Op 9 augustus 1890 speelt bijvoorbeeld Pim Mulier in dit team tegen Vitesse. Wegens een abces aan zijn hand mist hij een dag later de wedstrijd van het gecombineerde team tegen ‘All Gelderland’, waar de Vitessenaren Frits en Regnerus Piekema en Siegfried Leopold deel van uitmaken. Een jaar later wordt Arnhem overigens niet meer aangedaan, want de veldomstandigheden op het Sport- en Tentoonstellingsterrein zijn in 1890 onvoldoende gebleken: “Toen de spelers na een korten rit over den schoonen Velperweg het sportterrein binnentraden, bemerkten zij tot hunnen schrik dat het veld er gezellig uitzag, maar dat de pitch de meest pessimistische verwachtingen overtrof. Verbeeld u een stuk grond dat niet bijzonder groot is, hoewel schilderachtig gelegen, dat met vrij lang gras bedekt is en waar door jarenlang spelen op dezelfde plaats twee kale zandige plekken zijn gekomen, zoo groot dat ze samen bijna de 20 M. van de cricket pitch maten. Enfin, er was niets aan te doen en de stumps moesten te midden van deze woestijnen in de oase worden opgezet. Pro forma werden er ook krijtstrepen getrokken maar spoedig waren deze, zooals te begrijpen was, uitgewischt.” 

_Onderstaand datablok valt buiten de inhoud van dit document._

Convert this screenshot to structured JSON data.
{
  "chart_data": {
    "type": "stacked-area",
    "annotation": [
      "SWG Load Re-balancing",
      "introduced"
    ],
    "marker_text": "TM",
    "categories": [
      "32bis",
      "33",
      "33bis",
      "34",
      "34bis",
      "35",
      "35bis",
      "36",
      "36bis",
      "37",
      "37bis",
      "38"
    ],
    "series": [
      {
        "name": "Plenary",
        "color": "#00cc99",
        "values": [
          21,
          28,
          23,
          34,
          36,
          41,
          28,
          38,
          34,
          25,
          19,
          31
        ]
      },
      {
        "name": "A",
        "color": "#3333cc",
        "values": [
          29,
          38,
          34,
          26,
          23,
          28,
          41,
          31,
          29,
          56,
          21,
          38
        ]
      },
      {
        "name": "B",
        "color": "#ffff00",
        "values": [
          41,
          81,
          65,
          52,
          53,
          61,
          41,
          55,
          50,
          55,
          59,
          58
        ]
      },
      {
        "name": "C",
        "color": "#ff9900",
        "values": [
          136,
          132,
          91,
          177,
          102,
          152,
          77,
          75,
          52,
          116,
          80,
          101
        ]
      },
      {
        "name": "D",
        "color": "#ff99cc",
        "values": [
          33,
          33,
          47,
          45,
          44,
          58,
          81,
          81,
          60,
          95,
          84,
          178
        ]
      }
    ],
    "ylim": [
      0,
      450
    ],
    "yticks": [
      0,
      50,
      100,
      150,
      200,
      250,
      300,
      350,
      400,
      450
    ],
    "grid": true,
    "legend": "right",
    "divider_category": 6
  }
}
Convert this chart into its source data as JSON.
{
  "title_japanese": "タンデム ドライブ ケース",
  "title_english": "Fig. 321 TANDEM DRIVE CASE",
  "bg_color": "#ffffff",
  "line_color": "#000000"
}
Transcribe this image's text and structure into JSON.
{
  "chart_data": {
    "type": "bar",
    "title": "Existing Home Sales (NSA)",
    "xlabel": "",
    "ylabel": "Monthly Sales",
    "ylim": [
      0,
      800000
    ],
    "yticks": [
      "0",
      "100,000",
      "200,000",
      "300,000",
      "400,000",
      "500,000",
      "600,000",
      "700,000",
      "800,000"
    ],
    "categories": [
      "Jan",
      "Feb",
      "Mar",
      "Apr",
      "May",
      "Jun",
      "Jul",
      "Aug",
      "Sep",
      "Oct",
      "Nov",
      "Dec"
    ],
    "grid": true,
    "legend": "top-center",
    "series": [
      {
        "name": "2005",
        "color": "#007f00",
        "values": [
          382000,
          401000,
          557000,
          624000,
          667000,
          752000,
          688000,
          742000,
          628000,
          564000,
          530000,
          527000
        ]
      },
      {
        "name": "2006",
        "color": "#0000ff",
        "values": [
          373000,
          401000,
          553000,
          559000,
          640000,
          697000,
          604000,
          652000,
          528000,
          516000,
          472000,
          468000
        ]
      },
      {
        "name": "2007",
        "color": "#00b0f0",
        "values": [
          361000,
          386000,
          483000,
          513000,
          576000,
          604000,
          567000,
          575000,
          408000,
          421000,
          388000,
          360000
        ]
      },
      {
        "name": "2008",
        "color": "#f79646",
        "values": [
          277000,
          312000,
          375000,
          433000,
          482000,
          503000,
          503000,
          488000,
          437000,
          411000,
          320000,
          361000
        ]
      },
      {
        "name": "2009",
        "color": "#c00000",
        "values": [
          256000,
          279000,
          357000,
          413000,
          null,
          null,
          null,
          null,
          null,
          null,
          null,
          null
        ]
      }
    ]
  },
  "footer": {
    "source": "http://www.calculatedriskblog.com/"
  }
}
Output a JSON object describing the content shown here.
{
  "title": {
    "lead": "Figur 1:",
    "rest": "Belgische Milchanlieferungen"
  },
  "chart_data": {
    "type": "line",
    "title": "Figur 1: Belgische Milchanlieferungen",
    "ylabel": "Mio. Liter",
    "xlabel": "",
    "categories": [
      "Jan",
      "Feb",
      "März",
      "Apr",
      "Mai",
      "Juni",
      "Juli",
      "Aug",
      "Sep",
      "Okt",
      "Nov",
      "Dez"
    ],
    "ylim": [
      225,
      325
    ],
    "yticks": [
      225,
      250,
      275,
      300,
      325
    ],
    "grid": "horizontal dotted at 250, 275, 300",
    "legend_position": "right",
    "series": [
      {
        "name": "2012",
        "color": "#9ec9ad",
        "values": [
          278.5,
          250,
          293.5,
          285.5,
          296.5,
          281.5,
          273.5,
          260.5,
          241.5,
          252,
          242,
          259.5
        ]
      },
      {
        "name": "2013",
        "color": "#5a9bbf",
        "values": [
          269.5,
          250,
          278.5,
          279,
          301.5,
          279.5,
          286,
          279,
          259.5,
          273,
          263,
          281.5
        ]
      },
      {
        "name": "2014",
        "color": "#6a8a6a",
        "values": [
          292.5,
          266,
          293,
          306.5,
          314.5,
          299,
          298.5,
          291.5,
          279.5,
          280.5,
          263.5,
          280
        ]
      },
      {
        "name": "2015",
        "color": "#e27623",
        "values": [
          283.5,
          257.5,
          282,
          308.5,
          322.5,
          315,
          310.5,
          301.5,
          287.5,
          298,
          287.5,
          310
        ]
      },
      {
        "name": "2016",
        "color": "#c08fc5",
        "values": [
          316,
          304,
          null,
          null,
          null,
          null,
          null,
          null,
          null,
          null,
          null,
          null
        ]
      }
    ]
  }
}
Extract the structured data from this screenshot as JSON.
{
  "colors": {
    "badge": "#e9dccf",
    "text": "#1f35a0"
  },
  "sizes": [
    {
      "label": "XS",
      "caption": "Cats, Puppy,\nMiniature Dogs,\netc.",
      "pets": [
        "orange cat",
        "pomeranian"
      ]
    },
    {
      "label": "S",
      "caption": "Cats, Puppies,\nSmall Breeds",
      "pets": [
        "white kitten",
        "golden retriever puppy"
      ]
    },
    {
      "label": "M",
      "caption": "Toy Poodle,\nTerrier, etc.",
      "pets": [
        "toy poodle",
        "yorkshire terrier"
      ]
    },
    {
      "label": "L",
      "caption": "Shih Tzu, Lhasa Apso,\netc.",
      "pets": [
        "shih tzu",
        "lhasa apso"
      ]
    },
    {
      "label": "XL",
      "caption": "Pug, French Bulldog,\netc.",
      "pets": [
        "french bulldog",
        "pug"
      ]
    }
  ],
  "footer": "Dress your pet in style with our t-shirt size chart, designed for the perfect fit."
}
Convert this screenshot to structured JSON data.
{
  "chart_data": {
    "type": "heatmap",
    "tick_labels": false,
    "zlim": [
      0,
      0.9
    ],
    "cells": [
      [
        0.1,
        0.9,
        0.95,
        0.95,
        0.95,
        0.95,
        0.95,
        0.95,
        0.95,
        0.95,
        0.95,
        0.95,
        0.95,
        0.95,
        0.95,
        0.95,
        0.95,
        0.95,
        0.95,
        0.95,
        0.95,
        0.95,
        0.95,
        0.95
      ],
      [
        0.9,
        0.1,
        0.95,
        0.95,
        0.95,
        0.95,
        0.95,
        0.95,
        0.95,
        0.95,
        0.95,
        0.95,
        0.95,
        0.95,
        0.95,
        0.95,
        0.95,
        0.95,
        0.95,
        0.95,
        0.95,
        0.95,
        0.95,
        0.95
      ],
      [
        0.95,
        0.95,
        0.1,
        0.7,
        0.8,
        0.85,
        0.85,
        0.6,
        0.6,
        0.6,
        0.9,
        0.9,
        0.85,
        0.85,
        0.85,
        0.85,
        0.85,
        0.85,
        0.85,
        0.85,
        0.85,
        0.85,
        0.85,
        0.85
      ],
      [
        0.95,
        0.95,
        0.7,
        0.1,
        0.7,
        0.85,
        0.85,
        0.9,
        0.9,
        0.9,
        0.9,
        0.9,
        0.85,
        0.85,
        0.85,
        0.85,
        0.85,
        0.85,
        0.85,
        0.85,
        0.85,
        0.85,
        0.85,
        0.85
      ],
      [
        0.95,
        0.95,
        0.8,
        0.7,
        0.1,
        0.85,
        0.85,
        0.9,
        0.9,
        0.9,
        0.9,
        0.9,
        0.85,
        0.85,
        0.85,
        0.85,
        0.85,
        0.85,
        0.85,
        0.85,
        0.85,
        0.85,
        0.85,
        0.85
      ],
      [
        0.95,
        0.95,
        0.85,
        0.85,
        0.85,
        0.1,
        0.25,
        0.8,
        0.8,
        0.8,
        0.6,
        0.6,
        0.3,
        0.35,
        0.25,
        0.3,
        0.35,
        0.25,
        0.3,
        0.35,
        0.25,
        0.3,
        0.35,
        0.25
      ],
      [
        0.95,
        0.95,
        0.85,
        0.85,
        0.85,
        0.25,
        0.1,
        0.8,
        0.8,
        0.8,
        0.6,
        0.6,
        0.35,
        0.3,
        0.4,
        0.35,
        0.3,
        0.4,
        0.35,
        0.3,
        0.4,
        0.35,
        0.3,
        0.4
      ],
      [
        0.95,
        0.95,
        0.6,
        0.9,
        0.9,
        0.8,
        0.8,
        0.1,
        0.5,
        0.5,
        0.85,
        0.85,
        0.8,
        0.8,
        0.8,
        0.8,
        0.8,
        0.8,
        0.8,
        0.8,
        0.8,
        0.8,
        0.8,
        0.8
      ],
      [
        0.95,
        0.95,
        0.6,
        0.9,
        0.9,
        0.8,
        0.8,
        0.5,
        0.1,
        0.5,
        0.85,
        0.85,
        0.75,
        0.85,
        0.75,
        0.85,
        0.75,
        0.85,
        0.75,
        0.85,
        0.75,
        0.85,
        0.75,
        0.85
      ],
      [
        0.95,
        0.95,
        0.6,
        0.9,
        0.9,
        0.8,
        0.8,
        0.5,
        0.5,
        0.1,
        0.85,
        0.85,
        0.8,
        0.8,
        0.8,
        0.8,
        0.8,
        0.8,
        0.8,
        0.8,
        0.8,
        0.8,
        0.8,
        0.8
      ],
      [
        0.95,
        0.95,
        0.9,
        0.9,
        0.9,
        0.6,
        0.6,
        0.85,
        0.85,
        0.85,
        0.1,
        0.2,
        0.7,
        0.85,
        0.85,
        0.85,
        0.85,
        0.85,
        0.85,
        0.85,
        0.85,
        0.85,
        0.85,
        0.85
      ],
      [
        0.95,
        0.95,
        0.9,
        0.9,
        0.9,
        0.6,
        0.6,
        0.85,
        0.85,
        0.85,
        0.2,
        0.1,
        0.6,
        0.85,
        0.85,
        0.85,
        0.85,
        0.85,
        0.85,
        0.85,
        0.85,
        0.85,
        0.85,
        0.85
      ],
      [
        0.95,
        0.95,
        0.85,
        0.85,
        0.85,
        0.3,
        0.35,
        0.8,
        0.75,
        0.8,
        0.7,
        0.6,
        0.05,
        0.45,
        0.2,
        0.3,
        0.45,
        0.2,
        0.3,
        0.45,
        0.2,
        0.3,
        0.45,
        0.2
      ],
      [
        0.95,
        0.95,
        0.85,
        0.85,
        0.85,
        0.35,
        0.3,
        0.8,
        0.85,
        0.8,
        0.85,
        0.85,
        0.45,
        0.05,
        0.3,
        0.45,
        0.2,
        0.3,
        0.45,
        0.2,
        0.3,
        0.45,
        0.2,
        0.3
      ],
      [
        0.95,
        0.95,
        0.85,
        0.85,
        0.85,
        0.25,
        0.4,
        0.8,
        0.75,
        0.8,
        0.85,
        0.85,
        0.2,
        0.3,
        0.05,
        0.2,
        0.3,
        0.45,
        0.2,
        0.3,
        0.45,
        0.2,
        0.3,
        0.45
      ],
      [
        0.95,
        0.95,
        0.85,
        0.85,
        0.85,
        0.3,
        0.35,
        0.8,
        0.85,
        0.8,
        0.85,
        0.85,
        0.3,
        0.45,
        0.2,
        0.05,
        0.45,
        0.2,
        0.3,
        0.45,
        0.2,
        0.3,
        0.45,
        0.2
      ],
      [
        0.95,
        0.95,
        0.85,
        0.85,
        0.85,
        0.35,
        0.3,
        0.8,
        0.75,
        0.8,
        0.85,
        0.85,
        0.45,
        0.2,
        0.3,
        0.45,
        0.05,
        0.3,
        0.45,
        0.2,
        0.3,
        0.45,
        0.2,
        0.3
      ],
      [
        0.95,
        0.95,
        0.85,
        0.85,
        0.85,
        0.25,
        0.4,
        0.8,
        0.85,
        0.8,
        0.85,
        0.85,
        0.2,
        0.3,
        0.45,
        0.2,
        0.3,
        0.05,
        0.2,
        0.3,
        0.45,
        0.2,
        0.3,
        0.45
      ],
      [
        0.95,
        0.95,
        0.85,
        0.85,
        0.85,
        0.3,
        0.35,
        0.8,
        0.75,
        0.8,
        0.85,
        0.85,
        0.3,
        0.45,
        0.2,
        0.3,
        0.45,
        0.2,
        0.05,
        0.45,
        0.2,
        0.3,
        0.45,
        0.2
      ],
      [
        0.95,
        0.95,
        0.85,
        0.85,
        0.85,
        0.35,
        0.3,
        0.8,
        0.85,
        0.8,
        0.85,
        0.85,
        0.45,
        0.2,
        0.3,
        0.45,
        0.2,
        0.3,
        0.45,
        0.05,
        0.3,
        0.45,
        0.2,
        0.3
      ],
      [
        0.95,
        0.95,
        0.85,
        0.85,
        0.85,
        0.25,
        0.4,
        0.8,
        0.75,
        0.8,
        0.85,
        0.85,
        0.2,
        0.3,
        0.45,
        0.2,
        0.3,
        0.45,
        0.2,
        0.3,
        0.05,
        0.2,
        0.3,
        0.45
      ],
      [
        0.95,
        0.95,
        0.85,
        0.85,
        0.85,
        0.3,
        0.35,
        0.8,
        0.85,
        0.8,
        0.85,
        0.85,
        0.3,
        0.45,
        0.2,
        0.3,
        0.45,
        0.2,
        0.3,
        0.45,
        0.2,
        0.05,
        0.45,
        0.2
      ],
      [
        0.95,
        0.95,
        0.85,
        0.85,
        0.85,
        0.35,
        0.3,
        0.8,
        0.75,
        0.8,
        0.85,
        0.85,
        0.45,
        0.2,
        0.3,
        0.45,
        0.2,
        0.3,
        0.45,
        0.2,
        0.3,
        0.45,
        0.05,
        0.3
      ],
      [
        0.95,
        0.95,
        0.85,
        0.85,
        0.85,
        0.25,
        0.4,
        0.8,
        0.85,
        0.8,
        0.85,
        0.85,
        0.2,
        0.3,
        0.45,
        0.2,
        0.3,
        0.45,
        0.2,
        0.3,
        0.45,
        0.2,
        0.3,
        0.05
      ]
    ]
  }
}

Vitesse verdwijnt, maar keert snel terug
Het sportterrein, of beter gezegd een gebrek daaraan, zou Vitesse uiteindelijk noodlottig worden. Halverwege 1891 opent op het Sport- en Tentoonstellingsterrein een vaste wielerbaan en komt de vereniging zonder speel- en oefenterrein te zitten. Het Vitesse-bestuur slaagt er niet in om een alternatief te vinden, waarna wordt besloten in oktober 1891 een eind te maken aan de activiteiten van de club.

Toch verdwijnt de naam Vitesse dus niet voor lang uit de Arnhemse sportwereld: op het moment dat het nieuwe cricketseizoen weer is aangebroken, gaat het kriebelen bij een aantal jongens. Een van hen, de twintigjarige Karel d’Arnaud Gerkens – de oudste van het stel, en eerder (bestuurs)lid van het oude Vitesse –, heeft via zijn oom Abraham Knoops een terrein geregeld: zomers mag een weide bij IJsclub Arnhem aan de Molenbeekstraat worden gebruikt om te cricketen. Op 14 mei 1892 besluiten de scholieren hun cricketclub op te richten, die een paar dagen later opnieuw de naam Vitesse krijgt. De speelmaterialen worden weer tevoorschijn gehaald en ook komt een oud reglement van pas, die “na weinige veranderingen” wordt overgenomen.  Vitesse is ‘terug’ en zou het deze keer héél wat langer volhouden.